Beer can be a great match with lots of different foods, and owner of Bertie’s Butchers, Darren Moncrieff is making great pairings happen. For the Bertie’s crew, preservative-free beer and ethically sourced meat are part of a balanced diet and active lifestyle. Paired together, they make quite the impression.
We caught up with Darren, over some of our favourite brews, to chat about the benefits of opening the Little Bertie’s Beer Garden out the back and some of his favorite beer-meat pairings.
There’s no doubt that if beer and meat were people, they’d be the best of friends. A nice cold brew and a sweet sizzling sausage go hand in hand (literally!). This dynamic duo is so well respected in Australia, that butchers don’t even need a liquor license to sell alcohol in Victoria. But Bertie’s Butchers has taken it one step further – opening a rustic beer garden and café out the back of their iconic Richmond store. The venue showcases their delicious free-range meats alongside some iconic beers.
Each day at Little Bertie’s, the chef selects two proteins from Bertie’s range of fresh, hormone-free produce and prepares them for breakfast and lunch. With the menu changing every day, patrons can sit down and try some slow-cook pork shoulder, a porterhouse steak, or lamb cutlets for a late lunch, then head ‘round to the front of the shop and order a rack or a slab of what they’ve just eaten.
There’s a myriad of great reasons to have a beer garden out the back of a butcher shop, and Darren knows exactly why it works, explaining that customers have, “just had the product, they know exactly where it’s from”, so they can go home to try and recreate the dish. There is, after all, nothing quite like sitting down with a delicious beer and an expertly cooked piece of meat, sliced and treated by talented butchers in-house. It’s taste testing on a whole new level.

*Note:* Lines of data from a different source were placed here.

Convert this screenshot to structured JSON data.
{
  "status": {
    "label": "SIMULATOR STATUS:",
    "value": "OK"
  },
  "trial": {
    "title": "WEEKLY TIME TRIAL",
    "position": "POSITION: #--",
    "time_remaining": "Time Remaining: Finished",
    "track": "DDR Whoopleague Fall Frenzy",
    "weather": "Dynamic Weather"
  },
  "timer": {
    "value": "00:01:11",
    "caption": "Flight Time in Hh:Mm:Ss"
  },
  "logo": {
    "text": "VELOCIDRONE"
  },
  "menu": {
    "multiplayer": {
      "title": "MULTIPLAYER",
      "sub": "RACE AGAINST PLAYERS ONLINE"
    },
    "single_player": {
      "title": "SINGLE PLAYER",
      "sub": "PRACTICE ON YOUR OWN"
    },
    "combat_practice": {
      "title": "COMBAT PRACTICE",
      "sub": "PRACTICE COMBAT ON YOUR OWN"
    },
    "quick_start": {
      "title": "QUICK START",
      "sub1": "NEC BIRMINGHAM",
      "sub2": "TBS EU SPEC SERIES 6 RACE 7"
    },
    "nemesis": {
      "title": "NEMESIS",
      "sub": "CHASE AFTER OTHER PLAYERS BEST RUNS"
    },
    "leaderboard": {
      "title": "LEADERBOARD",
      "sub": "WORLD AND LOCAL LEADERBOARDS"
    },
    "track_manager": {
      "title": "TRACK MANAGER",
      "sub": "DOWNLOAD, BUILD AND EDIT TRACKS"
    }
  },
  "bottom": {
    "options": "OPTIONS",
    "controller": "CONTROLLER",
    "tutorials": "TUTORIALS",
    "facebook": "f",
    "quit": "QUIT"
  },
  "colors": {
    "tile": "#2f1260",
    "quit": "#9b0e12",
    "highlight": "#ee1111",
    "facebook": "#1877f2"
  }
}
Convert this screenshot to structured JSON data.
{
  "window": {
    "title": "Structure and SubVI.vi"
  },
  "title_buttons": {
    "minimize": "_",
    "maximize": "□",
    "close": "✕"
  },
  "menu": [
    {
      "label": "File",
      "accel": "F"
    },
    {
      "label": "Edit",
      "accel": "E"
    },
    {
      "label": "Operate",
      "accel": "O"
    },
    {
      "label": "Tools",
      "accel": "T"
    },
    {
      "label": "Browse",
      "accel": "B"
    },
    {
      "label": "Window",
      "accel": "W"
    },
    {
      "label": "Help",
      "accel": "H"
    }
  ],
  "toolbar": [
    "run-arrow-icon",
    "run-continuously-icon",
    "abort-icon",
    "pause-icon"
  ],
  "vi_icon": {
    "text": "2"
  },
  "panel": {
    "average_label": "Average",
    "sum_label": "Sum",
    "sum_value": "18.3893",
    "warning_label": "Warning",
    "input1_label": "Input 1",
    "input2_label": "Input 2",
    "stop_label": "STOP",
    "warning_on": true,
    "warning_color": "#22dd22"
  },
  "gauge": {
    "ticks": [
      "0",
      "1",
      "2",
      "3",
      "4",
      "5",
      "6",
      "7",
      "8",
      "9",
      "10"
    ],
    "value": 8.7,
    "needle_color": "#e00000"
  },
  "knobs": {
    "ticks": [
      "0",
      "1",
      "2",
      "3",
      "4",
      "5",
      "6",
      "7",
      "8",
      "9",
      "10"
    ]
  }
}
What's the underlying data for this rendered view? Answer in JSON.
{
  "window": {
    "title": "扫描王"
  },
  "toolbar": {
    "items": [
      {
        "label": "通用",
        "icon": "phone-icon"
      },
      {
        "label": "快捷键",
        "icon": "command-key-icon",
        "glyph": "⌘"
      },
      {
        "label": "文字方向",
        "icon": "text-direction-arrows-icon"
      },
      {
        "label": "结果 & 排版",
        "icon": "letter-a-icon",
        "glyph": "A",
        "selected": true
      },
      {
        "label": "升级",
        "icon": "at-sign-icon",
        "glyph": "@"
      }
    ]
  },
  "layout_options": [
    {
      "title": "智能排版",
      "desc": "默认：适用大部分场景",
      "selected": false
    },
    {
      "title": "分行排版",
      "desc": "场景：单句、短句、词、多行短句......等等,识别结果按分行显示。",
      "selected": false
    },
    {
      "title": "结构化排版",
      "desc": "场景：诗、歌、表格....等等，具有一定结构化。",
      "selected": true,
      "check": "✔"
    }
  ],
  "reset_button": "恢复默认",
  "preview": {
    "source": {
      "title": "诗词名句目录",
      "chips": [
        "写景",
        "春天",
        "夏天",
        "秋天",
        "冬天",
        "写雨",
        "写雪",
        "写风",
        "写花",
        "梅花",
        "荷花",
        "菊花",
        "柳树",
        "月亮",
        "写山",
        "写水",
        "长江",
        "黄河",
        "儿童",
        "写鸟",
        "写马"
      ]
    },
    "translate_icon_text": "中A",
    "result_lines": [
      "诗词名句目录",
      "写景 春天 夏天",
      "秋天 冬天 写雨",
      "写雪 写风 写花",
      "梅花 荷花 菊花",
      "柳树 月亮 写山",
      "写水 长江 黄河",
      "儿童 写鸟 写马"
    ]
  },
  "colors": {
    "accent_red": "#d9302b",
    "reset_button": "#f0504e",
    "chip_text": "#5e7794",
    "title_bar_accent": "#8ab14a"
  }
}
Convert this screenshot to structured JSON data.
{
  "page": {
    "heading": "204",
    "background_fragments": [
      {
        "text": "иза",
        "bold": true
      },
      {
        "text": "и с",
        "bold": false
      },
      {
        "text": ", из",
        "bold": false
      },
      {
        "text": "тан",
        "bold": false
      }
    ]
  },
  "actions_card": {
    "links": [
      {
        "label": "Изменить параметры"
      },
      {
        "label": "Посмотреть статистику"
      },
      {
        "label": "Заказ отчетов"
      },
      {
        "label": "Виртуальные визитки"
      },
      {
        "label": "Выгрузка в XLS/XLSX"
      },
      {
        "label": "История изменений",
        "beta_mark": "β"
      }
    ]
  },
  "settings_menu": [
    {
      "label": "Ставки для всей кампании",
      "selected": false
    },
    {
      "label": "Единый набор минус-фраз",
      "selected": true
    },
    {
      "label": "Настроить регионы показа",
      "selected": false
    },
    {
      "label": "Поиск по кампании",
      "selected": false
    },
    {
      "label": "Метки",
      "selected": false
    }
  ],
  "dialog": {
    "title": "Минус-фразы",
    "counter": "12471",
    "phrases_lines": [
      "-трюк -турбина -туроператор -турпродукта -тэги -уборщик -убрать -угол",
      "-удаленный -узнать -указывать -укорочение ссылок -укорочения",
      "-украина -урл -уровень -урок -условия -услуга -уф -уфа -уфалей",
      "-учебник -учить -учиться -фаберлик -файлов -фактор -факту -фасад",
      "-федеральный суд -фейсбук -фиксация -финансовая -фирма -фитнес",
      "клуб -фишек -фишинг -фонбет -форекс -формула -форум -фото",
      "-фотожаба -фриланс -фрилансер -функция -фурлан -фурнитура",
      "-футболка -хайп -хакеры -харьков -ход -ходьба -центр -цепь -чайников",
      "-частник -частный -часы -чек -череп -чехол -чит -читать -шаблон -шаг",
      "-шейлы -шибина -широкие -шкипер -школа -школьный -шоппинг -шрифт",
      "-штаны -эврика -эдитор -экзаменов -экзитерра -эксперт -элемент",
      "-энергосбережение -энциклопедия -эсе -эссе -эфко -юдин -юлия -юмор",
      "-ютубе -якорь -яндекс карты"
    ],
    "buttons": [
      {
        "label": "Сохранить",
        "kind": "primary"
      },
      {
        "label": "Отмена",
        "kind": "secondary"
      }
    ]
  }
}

A big fan of beer, and an expert in all things meat, we’ve paid close attention to Darren’s picks for the best beer-meat-romances.
“[Hanh’s] Super Dry and [Toohey’s] Extra Dry are real session beers,” he explains, “they’re really good for when [your friends] are just standing around [the BBQ] having sausages and bread.”
We agree. These preservative-free beers are perfect, because they’re fresh, easy to drink and on average are 99.9% sugar free.
Meanwhile, Furphy, Darren’s go-to beer, “sits somewhere between the session beers and the craft beers,” as a ‘refreshing ale’. You can drink a lot more of it and is pretty versatile.
“It goes with all food…it could go with a nice steak and eye fillet or a nice salad but at the same time you could have it with a sausage and bread or a heap of buffalo wings,” says Darren.
Darker brews, Darren continues, like White Rabbit, tend to sell when people are having a quiet night in with better food. These beers complement most red meats, roasts, and expensive steaks.
Porters and dark ales are also excellent when added to warm winter recipes like goulash, pies, stews, and short ribs. When cooking pork, many people like to use cider, injected into their roasts or as a marinade in the slow cooker. Pale ales make a great addition to batter for cooking fish and a standard lager is the go-to choice for a juicy beer-can chicken.
If you’re more adventurous you can try a recipe using some of the more “edgy” cuts being popularised lately by cooking shows – for example, beef cheeks or chicken hearts, Darren’s favorite BBQ nibbles. As a nose-to-tail, full carcass butcher, you can find all of the above at Bertie’s Butcher plus some high-quality advice on the best pairings and recipes for their locally and ethically sourced meats.